Pegiat Hak Asasi Manusia (HAM) dan sahabat Munir melakukan aksi Kamisan dalam rangka memperingati 12 tahun kematian aktivis HAM Munir Said Thalib di alun-alun Kota Batu, Jawa Timur, 8 September 2016. Mereka menuntut pemerintah untuk mengusut tuntas kasus pembunuhan Munir dan kasus pelanggaran HAM lainnya. TEMPO/Aris Novia Hidayat
TEMPO.CO, Jakarta - Menteri Koordinator Politik, Hukum, dan Keamanan Wiranto menggelar pertemuan dengan Komisi Nasional Hak Asasi Manusia untuk membahas perkembangan penyelesaian kasus pelanggaran hak asasi manusia pada masa lalu. Meski tak diutamakan dalam pertemuan itu, rencana pemerintah membentuk Dewan Kerukunan Nasional (DKN) sempat diungkit.

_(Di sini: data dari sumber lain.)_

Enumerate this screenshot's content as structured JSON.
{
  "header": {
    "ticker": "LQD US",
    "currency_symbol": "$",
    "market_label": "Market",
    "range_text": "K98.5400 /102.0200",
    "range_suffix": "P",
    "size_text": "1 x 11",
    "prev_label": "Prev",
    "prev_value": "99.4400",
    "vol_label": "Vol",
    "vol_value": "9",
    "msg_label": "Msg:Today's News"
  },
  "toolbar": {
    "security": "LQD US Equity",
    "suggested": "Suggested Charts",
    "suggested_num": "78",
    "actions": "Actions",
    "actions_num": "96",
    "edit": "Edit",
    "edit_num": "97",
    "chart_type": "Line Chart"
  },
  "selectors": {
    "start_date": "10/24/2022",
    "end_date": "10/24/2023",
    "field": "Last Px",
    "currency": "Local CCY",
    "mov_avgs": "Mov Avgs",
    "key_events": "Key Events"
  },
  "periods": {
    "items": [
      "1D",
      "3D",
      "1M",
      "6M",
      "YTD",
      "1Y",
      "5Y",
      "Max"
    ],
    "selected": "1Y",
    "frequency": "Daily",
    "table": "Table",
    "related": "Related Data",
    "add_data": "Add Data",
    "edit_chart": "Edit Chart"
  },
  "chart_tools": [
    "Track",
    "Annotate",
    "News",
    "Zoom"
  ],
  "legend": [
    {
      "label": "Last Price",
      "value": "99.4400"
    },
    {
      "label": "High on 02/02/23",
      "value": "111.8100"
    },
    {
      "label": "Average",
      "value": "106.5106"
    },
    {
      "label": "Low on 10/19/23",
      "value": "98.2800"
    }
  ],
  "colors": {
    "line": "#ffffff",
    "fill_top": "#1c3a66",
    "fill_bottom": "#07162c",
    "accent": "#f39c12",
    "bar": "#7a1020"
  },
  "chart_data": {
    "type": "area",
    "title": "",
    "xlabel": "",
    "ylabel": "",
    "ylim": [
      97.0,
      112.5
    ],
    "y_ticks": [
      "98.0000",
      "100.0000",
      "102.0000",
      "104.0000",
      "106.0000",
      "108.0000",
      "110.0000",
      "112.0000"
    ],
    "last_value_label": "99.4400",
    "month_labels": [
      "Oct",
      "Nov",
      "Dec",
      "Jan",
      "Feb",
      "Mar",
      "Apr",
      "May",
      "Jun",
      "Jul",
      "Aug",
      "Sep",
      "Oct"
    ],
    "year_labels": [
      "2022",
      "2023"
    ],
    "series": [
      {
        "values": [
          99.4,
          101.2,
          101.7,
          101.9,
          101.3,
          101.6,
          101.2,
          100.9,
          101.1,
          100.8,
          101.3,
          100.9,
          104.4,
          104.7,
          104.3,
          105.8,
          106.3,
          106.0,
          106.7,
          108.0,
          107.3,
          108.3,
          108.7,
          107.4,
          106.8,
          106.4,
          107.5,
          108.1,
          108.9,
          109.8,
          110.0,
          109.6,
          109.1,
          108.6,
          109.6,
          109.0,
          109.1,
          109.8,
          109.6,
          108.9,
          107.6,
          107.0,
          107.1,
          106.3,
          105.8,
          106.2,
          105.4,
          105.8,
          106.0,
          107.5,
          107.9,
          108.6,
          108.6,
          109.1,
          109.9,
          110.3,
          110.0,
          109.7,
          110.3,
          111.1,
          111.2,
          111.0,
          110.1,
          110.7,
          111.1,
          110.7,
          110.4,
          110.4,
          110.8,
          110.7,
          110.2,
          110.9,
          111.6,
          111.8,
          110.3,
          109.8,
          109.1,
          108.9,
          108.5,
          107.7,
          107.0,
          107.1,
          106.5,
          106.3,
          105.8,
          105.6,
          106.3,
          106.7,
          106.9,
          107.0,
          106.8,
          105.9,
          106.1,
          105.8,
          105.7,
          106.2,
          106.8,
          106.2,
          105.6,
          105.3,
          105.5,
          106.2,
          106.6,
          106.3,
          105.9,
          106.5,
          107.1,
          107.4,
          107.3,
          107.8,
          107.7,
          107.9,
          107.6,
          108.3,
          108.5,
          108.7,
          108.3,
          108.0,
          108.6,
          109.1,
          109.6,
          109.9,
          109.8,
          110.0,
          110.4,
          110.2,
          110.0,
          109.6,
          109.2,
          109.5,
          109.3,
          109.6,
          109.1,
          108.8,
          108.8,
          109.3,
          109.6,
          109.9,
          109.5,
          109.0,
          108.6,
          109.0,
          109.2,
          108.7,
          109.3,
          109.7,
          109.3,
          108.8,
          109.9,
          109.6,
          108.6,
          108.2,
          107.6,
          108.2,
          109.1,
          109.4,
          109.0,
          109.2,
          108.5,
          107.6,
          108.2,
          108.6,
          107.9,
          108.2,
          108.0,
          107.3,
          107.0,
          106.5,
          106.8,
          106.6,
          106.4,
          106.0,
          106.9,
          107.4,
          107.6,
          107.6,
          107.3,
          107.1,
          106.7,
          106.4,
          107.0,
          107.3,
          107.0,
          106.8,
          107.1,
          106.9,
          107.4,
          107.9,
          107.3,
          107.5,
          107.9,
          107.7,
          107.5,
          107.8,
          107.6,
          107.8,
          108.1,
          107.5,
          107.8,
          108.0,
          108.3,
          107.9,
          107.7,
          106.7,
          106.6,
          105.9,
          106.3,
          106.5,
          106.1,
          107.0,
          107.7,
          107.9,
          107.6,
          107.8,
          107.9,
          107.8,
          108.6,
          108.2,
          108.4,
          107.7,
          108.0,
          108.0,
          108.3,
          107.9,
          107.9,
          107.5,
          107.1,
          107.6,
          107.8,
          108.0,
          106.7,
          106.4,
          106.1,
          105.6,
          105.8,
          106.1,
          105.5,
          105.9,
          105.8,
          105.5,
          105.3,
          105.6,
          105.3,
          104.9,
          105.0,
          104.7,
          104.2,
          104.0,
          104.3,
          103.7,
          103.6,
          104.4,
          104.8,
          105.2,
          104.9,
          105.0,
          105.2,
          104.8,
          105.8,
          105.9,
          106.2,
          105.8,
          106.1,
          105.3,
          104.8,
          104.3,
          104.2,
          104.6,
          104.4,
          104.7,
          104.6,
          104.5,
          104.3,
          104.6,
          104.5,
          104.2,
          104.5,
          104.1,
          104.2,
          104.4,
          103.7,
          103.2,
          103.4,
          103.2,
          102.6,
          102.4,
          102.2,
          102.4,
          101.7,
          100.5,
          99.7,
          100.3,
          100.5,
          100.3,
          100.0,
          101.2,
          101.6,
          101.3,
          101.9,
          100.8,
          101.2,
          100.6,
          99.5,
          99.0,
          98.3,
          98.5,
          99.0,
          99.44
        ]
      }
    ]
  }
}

"Agenda utamanya (pertemuan) soal pelanggaran HAM berat masa lalu, cuma yang selalu dikaitkan akhir-akhir ini kan soal DKN," kata Komisioner Komnas HAM Nur Kholis di depan kantor Wiranto, Jakarta, Senin, 30 Januari 2017. Dalam pertemuan itu, hadir Ketua Komnas HAM Imdadun Rahmat bersama sejumlah komisioner lain, seperti Roichatul Aswidah, Siti Noor Laila, dan Muhammad Nurkhoiron.
Menurut Nur, Komnas tertarik mendalami rencana pemerintah itu. Namun pertemuan selama dua setengah jam bersama Wiranto tak membahas DKN secara eksplisit. Meski begitu, anggota Komnas HAM ditawari draf pembentukan DKN. “Kami baru mau menerima drafnya nanti,” ujarnya. Mereka membicarakan DKN dengan staf ahli Kementerian Koordinator Politik, Hukum, dan Keamanan.
Komnas HAM sempat mempertanyakan rencana pemerintah mendirikan DKN. Yang ingin diperjelas adalah rupa mandat, keanggotaan, dasar, dan tujuan pembentukan DKN.
Wiranto sebelumnya mengatakan pembentukan DKN disetujui Presiden Joko Widodo. Tujuannya untuk mempercepat penyelesaian perkara-perkara hak asasi manusia secara rekonsiliasi atau nonyudisial.
Upaya nonyudisial sempat ditempuh pemerintah melalui Komite Kebenaran dan Rekonsiliasi (KKR). Namun KKR kemudian dianggap inkonstitusional oleh Mahkamah Konstitusi pada 2006 karena dinilai bertentangan dengan Undang-Undang Dasar 1945.